Information Security Officers (ISOs)

An Information Security Officer (ISO) is the person inside every state agency who has the explicit authority and duty to administer information security requirements. Each state agency is required to designate an ISO by the Texas Administrative Code.  

Authorities and Responsibilities of an ISO 

An agency’s ISO has authority to handle information security over their entire agency.  

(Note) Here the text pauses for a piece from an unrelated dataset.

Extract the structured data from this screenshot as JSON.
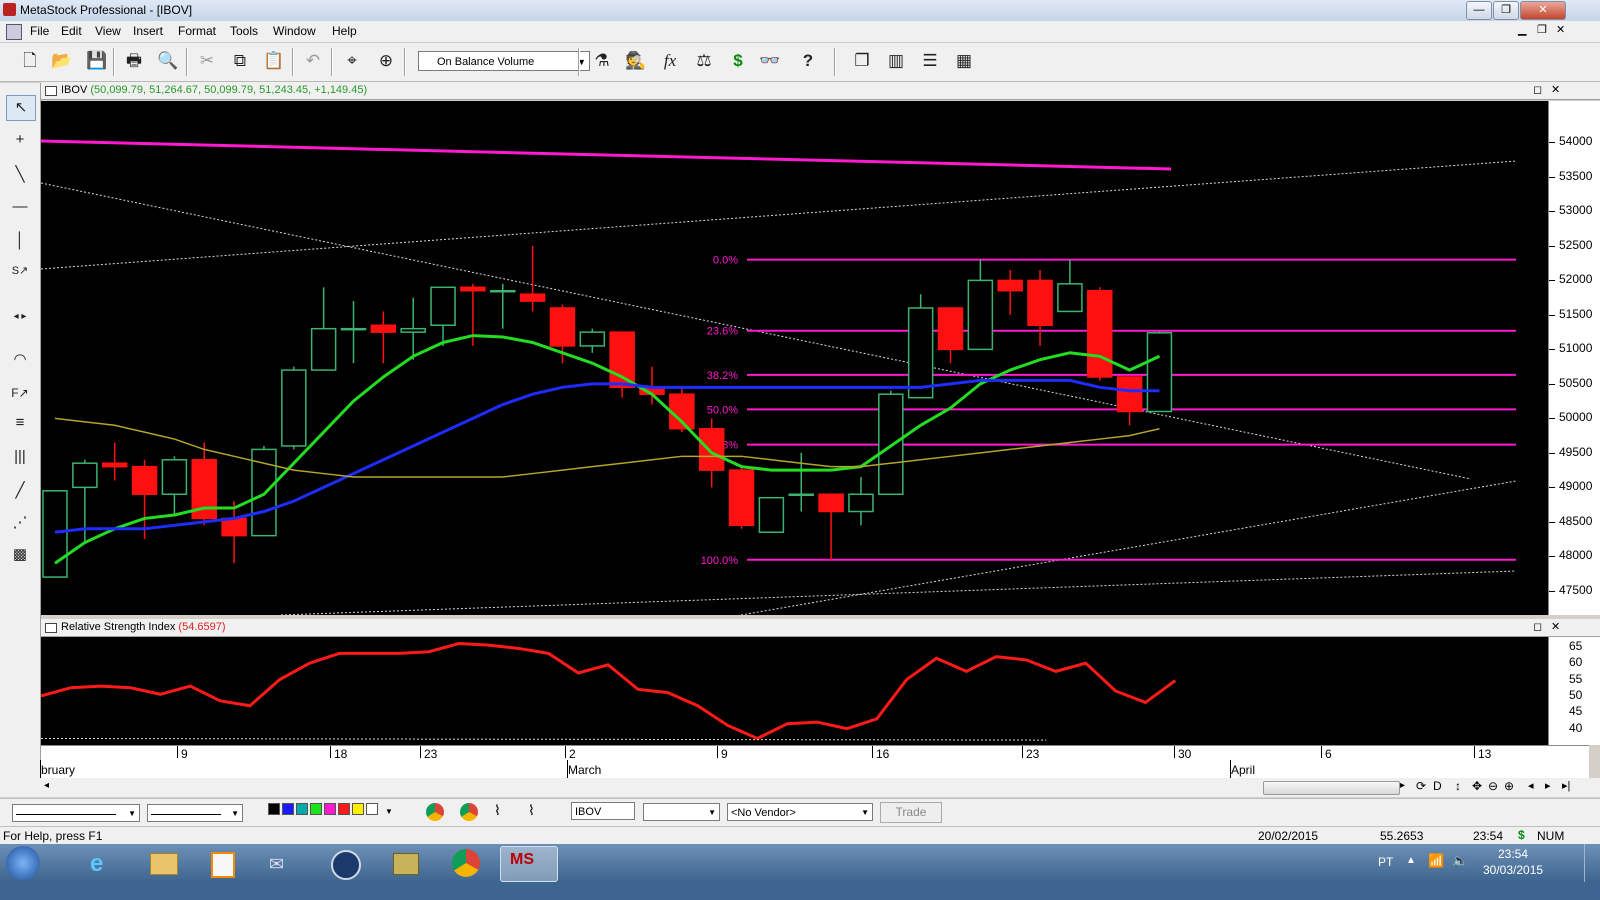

Designated ISOs have several responsibilities – all of which are listed in Texas Administrative Code (TAC) §202.21. A few of these responsibilities include: 

  • Defining and maintaining policies and documentation for your security program, 

  • Working with your business owners and technical staff to address risks in your organization, 

  • Conducting risk assessments regularly with data owners, and 

  • Reporting the effectiveness of your security controls to the agency head. 

Be sure to read TAC §202.21 for the full, detailed list of an ISO’s specific responsibilities.  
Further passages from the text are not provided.